Cinsiyet ayrımcılığı, bugün dünyanın her yerinde ve her çalışma alanında kendisine yer bulan bir olgu. Buna karşın, dünyada kadınlar örgütlenerek cinsiyetçiliğe son vermek adına mücadele ediyor. Medya da cinsiyetçilikten payını düşeni alıyor; bununla beraber artık önümüzde daha bilinçli bir dünya var. İnsani Gelişme Vakfı’nın (İNGEV) 2020 yılında yayınladığı bir araştırmaya göre; kadınların çalışmasını desteklemeyen, iş hayatına katılımlarının aile birliğini bozacağını düşünen %14’lük bir kesim var. Bu düşünceye yaş 55 yaş ve üzeri destek veriyor. İş hayatı konusunda eşlerinin izni olmadan kadınların çalışmaması gerektiğini düşünenler ise %20 oranında.

Çalışan bir kadın gazeteci olarak kendisine yönelttiğim “Ataerkil bir dünyada cinsiyetçiliğe maruz kalıyor musun ve bu konu hakkında ne düşünüyorsun?” sorusunu Yılkın şöyle cevaplıyor:

“Kendi meslektaşlarım tarafından cinsiyetçiliğe maruz kalmıyorum ama buna maruz kalan arkadaşlarım olduğunu biliyorum.
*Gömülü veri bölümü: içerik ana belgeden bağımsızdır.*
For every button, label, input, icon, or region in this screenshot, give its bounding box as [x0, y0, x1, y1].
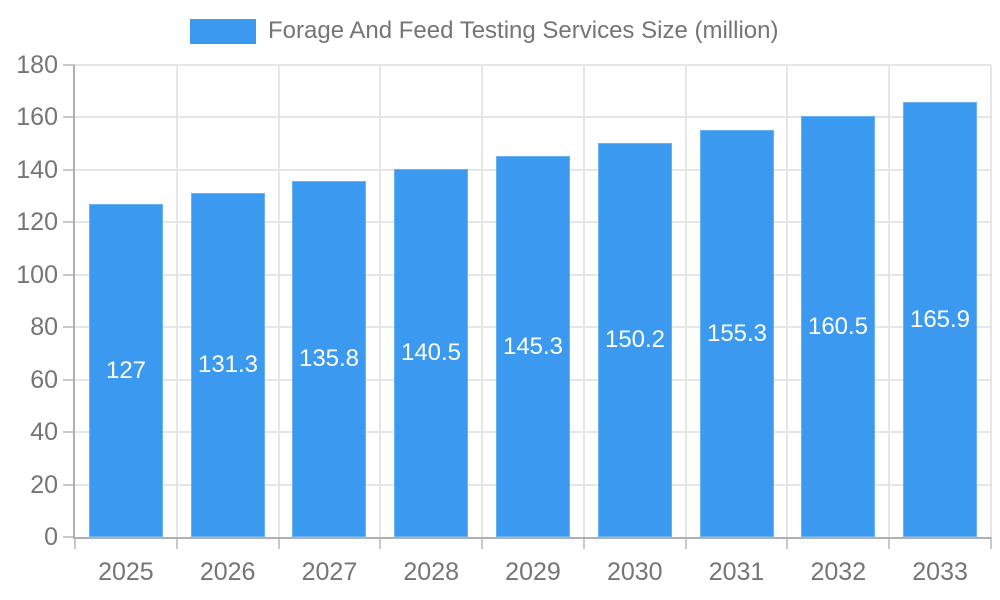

Ayrıca maaş konusunda da kendim bizzat yaşamasam da erkeklerin kadınlardan daha fazla maaş aldığını biliyoruz. Bununla beraber, bizim sektörde son zamanlarda farkındalığın arttığını düşünüyorum. Hâlâ cinsiyetçilik uygulayan insanlar var ancak kendi çizgini ve mesafeni koruduğun zaman karşındaki insanlar da sana cinsiyetçi şekilde tavır alamayacaklarını, yaklaşamayacaklarını biliyorlar. Bunun dışında medyada sadece erkeklerin kadınlara değil, kadınların birbirlerine üstünlük tasladığı bir ortam da mevcut. Bu mesleksel anlamda bir sorun teşkil ediyor.”